Sponsored by the non-profit Institute for Health Technology Studies, the online poll of 356 medical device development experts found that two-thirds of small medical device and diagnostic firms look to Europe for their first regulatory clearances. Nearly all of the respondents cited “the predictability of regulatory requirements is a crucial factor in deciding whether to invest in developing a new product,” according to a press release.
“Large and small companies reported that unclear guidelines, inconsistent implementation, and lead reviewer turnover are contributing to increasing unpredictability of the process,” according to the release. “Only 8 percent of survey respondents believe FDA’s 510(k) product review process is the most predictable regulatory system, as compared with roughly two-thirds of respondents who stated that Europe’s CE marking process is the most predictable.”
Uncertainty about the 510(k) process, by which the vast majority of medical devices are cleared for the U.S. market, was the leading factor in pushing new device introductions overseas, according to the survey. Three-quarters of those polled found that the preparation requirements for a 510(k) submission were “uncertain or unclear” and 72 percent said requests from FDA reviewers for more information fell outside the requirements detailed in the watchdog agency’s guidance documents. Nearly 60 percent reported that no guidance documents existed for their devices.
Turnover among the FDA’s cadre of reviewers was also a concern, with 14 percent reporting changes in the lead FDA reviewer for their submission. And the financial impact of FDA requests had “a significant impact” on financial resources for more than two-thirds of all respondents.
Although he noted that the survey included questions that elicited purely subjective responses, “predictability is the most important factor,” Shuren said.
“While this survey is informative about the experiences and perception of this group of respondents, we should be cautious about the actual percentages,” he said. “With those limits in mind, the survey does highlight some informative findings and opportunities for FDA and industry to make improvements.”
The Center for Devices & Radiological Health Shuren oversees is hampered by a couple of factors: The ever-increasing complexity of medical technology and chronic turnover among its cadre of reviewers. Dealing with the latter is especially important to improving the 510(k) protocol, he said.

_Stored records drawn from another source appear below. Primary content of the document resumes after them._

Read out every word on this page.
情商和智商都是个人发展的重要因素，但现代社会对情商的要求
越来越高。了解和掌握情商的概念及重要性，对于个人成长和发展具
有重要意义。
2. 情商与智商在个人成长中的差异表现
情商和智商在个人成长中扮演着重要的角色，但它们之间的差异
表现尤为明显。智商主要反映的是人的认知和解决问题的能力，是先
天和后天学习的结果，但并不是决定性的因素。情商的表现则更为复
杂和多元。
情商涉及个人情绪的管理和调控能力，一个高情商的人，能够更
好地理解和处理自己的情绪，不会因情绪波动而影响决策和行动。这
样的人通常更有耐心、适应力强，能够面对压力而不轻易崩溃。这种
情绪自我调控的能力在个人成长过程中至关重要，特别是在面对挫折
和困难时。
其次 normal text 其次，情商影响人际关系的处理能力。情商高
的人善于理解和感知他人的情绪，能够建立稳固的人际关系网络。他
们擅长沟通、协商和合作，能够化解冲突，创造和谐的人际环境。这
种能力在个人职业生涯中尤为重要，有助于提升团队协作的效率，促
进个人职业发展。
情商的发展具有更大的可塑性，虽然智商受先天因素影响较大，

“It’s critical that we reduce the unacceptably high staff turnover at CDRH,” he said, adding that plans afoot at the center include beefing up its ability to issue guidance documents — the lack of which is a key industry concern.
“A significant increase in guidance production won occur until we have the resources to establish a group of technical writers” to free reviewers and scientists to do what they do best, Shuren said. The CDRH plans to issue seven new sets of guidance this year, he added.

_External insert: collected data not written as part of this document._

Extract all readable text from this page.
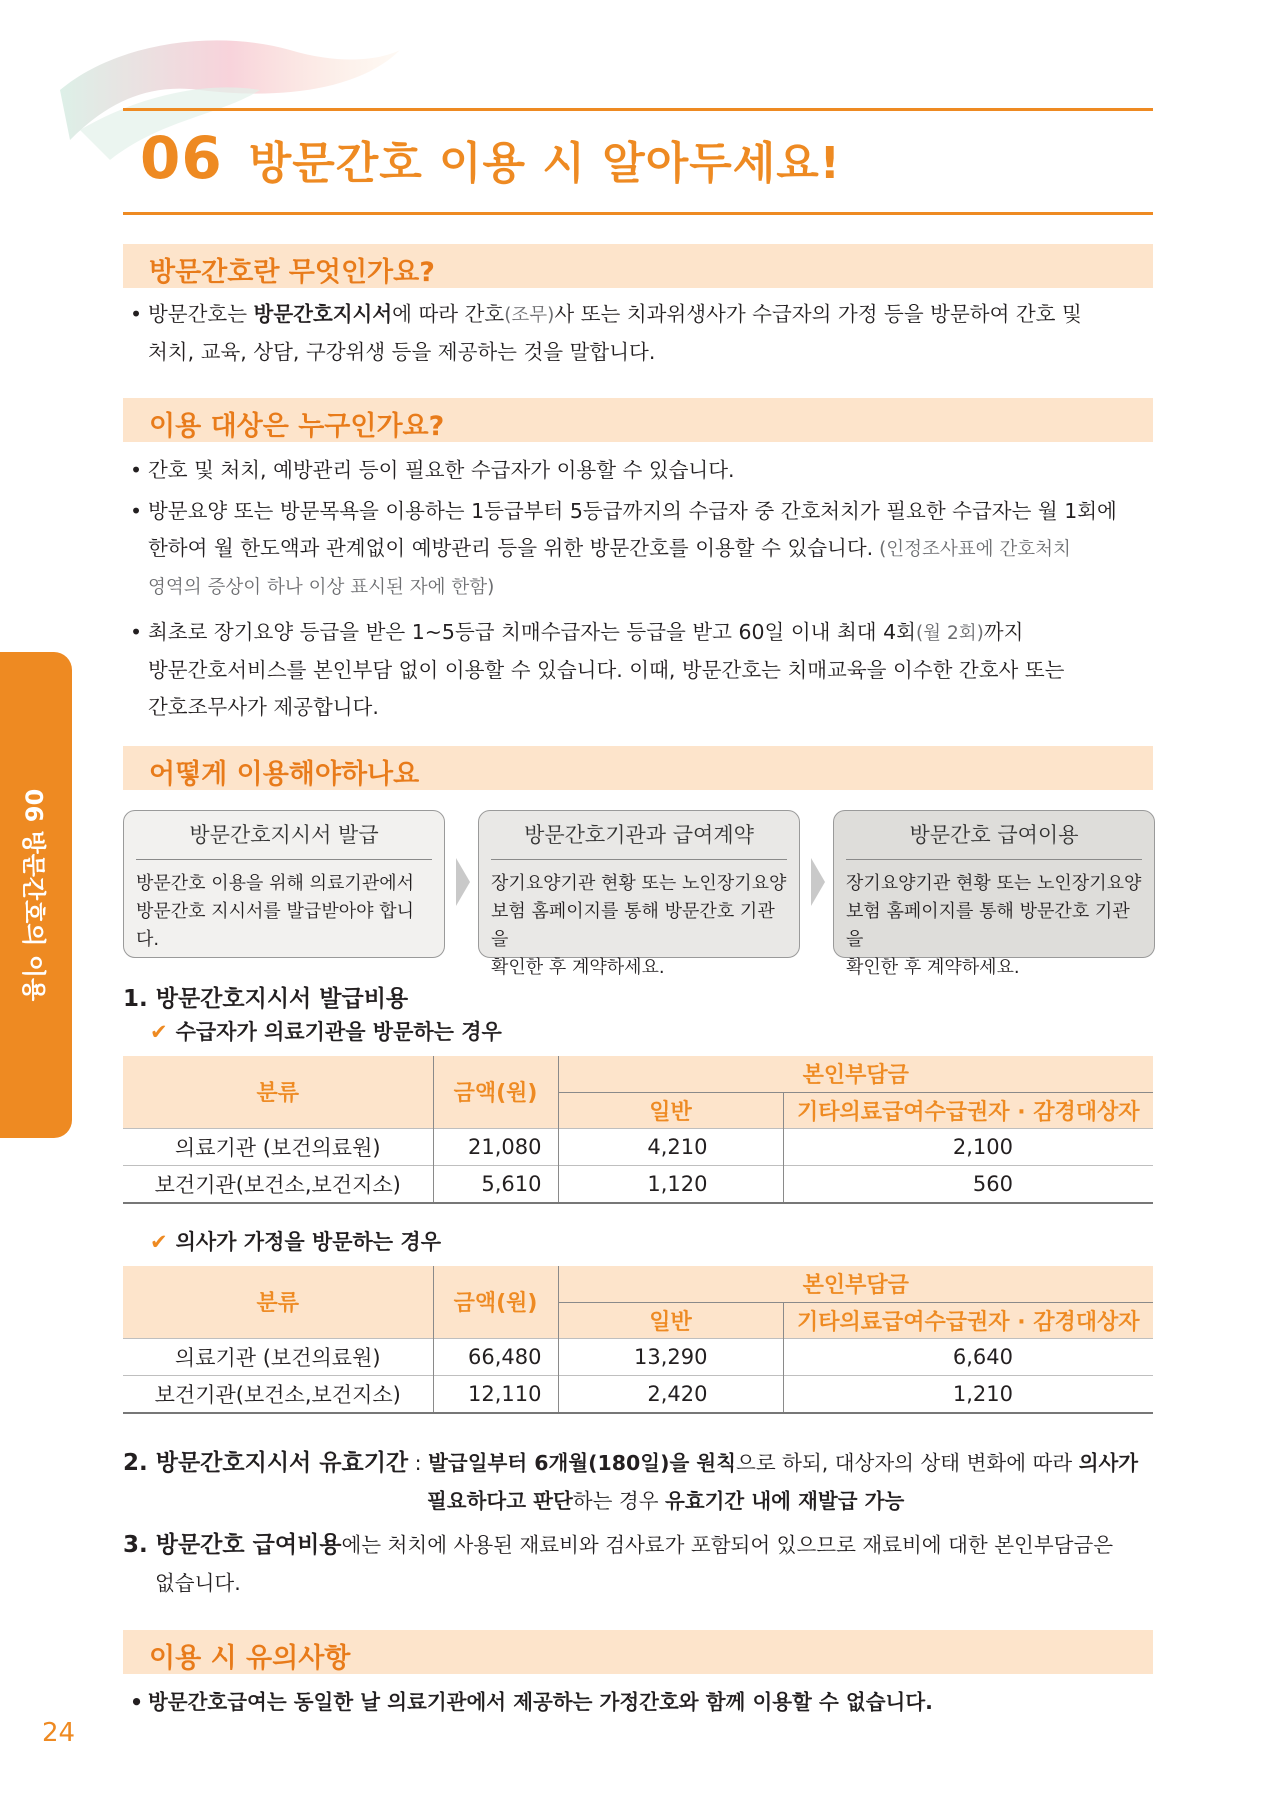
06 방문간호 이용 시 알아두세요!
06 방문간호의 이용
방문간호란 무엇인가요?
• 방문간호는 방문간호지시서에 따라 간호(조무)사 또는 치과위생사가 수급자의 가정 등을 방문하여 간호 및
처치, 교육, 상담, 구강위생 등을 제공하는 것을 말합니다.
이용 대상은 누구인가요?
• 간호 및 처치, 예방관리 등이 필요한 수급자가 이용할 수 있습니다.
• 방문요양 또는 방문목욕을 이용하는 1등급부터 5등급까지의 수급자 중 간호처치가 필요한 수급자는 월 1회에
한하여 월 한도액과 관계없이 예방관리 등을 위한 방문간호를 이용할 수 있습니다. (인정조사표에 간호처치
영역의 증상이 하나 이상 표시된 자에 한함)
• 최초로 장기요양 등급을 받은 1~5등급 치매수급자는 등급을 받고 60일 이내 최대 4회(월 2회)까지
방문간호서비스를 본인부담 없이 이용할 수 있습니다. 이때, 방문간호는 치매교육을 이수한 간호사 또는
간호조무사가 제공합니다.
어떻게 이용해야하나요
방문간호지시서 발급
방문간호 이용을 위해 의료기관에서
방문간호 지시서를 발급받아야 합니다.
방문간호기관과 급여계약
장기요양기관 현황 또는 노인장기요양
보험 홈페이지를 통해 방문간호 기관을
확인한 후 계약하세요.
방문간호 급여이용
장기요양기관 현황 또는 노인장기요양
보험 홈페이지를 통해 방문간호 기관을
확인한 후 계약하세요.
1. 방문간호지시서 발급비용
✔ 수급자가 의료기관을 방문하는 경우
분류	금액(원)	본인부담금	
		일반	기타의료급여수급권자 · 감경대상자
의료기관 (보건의료원)	21,080	4,210	2,100
보건기관(보건소,보건지소)	5,610	1,120	560
✔ 의사가 가정을 방문하는 경우
분류	금액(원)	본인부담금	
		일반	기타의료급여수급권자 · 감경대상자
의료기관 (보건의료원)	66,480	13,290	6,640
보건기관(보건소,보건지소)	12,110	2,420	1,210
2. 방문간호지시서 유효기간 : 발급일부터 6개월(180일)을 원칙으로 하되, 대상자의 상태 변화에 따라 의사가
필요하다고 판단하는 경우 유효기간 내에 재발급 가능
3. 방문간호 급여비용에는 처치에 사용된 재료비와 검사료가 포함되어 있으므로 재료비에 대한 본인부담금은
없습니다.
이용 시 유의사항
• 방문간호급여는 동일한 날 의료기관에서 제공하는 가정간호와 함께 이용할 수 없습니다.
24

But that said, the industry can do a better job on several fronts, Shuren noted.
“Small companies need more help to succeed in bringing their products to market, yet they are also the most resistant to suggestions,” he said. “Less than a quarter of companies that come to meet with us follow the advice they receive.”
The quality of 510(k) applications could also use some work, according to the CDRH chief, stressing the importance of his center setting clear expectations.
“We have to make sure we are getting high-quality submissions,” Shuren said, detailing an internal review of a batch of applications that showed that “more than half of the 510(k) submissions had quality problems, such as failing to provide any performance data.”
“Poor-quality submissions divert time and resources from the review of other devices,” he said.
Addressing another persistent industry complaint — that the agency isn’t clear about what data needs to be collected to satisfy the process, Shuren said agency requests for more data are sometimes driven by information the applicant might not be privy to. And the pace of innovation in the U.S. device market means the FDA must continually update its standards to account for the new technology.
“We are seeing more and more sophisticated devices coming on the market. We sometimes do ask for more data than we might have previously, [but] good data is critical for understanding problems, when they exist, and developing solutions.”